Personal information
- Born: 14 February 1994 (age 31) Nadi, Fiji
- Height: 1.90 m (6 ft 3 in)
- Weight: 105 kg (16 st 7 lb; 231 lb)

Playing information

Rugby union
- Position: Wing, centre, Flanker, Number 8, Lock
Representative
| Years | Team | Pld | T | G | FG | P |
| 2016–17 | Fiji sevens | 49 | 15 | 0 | 0 | 75 |

Rugby league
- Position: Lock, Second-row, Prop, Centre
Club
| Years | Team | Pld | T | G | FG | P |
| 2017– | Canberra Raiders | 0 | 0 | 0 | 0 | 0 |
- As of 8 May 2017

= Masivesi Dakuwaqa =

Fijian rugby footballer

Masivesi Dakuwaqa (born 14 February 1994) is a Fijian rugby footballer. Dakuwaqa formerly played rugby sevens for Fiji, including at the 2016 Summer Olympics and rugby league for the Canberra Raiders (Reserve grade) in the National Rugby League. He represented Biarritz in the French D2 but was fired after a biting incident involving team mate Pierre Pàges which required 20 stitches.
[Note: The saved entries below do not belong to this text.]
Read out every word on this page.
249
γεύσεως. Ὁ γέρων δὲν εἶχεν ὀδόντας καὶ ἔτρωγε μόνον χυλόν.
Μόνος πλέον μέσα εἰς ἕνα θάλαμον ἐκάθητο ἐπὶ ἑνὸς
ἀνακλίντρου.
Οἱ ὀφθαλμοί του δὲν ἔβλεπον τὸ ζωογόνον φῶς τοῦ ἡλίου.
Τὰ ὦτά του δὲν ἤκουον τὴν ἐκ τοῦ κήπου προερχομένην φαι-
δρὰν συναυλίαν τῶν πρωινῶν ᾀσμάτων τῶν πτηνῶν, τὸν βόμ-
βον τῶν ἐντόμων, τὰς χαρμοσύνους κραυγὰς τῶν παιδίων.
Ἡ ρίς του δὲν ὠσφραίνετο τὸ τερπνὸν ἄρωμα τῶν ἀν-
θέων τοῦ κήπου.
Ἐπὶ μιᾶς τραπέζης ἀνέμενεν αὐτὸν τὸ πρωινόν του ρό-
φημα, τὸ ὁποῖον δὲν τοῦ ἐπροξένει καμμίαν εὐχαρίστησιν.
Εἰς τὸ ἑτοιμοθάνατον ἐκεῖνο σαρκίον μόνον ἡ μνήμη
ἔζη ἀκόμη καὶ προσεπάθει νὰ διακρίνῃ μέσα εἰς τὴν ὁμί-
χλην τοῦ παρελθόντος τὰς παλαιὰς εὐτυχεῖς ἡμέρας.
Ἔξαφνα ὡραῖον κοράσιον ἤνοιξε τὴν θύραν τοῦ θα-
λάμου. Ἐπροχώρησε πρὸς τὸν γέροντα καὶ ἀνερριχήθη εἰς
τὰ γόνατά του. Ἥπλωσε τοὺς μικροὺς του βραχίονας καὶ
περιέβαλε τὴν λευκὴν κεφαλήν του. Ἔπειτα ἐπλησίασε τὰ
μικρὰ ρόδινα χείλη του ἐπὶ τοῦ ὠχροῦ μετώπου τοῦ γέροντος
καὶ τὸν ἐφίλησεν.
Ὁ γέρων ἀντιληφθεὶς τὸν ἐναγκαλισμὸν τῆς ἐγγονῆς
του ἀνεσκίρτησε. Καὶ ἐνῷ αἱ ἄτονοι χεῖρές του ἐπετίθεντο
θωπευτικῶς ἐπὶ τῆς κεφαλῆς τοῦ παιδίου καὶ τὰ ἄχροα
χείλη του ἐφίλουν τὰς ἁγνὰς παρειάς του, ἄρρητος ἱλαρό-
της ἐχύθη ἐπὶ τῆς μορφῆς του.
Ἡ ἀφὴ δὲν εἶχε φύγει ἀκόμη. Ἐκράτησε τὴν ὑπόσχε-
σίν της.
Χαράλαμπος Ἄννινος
He was arrested by the police and appeared in court in May 2025. He was signed by Nationale 1 side CA Périgueux as a medical joker.

==Rugby union==
Dakuwaqa was born and raised in Wainibuku hart then moved to Nadi district, Fiji and he started his career playing rugby in the local 7's competition on Secala brothers. He played for the Tokatoka Westfield Dragons 7's Team. which is a Saunaka, Nadi-based rugby side that has bred a number of key rugby players for the island nation of Fiji. and Dakuwaqa was selected by Ben Ryan in 2015 to represent the Fiji sevens side, making his debut in the 2016 USA Sevens.
Dakuwaqa returned to rugby union in 2019 playing for Western Force and then signed for Toulon prior to the 2019/20 season.

==Rugby league==
In May 2017 it was announced Dakuwaqa had switched codes to rugby league where he had signed to the Canberra Raiders in the National Rugby League.

==Trivia==
He is noted for being blind in his left eye after an injury related to a rubber band when he was in primary school. Since Joining Toulon and later Montpellier and then Biarritz, he has played in both lock positions, all 3 backrow positions, on both wings and in both midfield positions.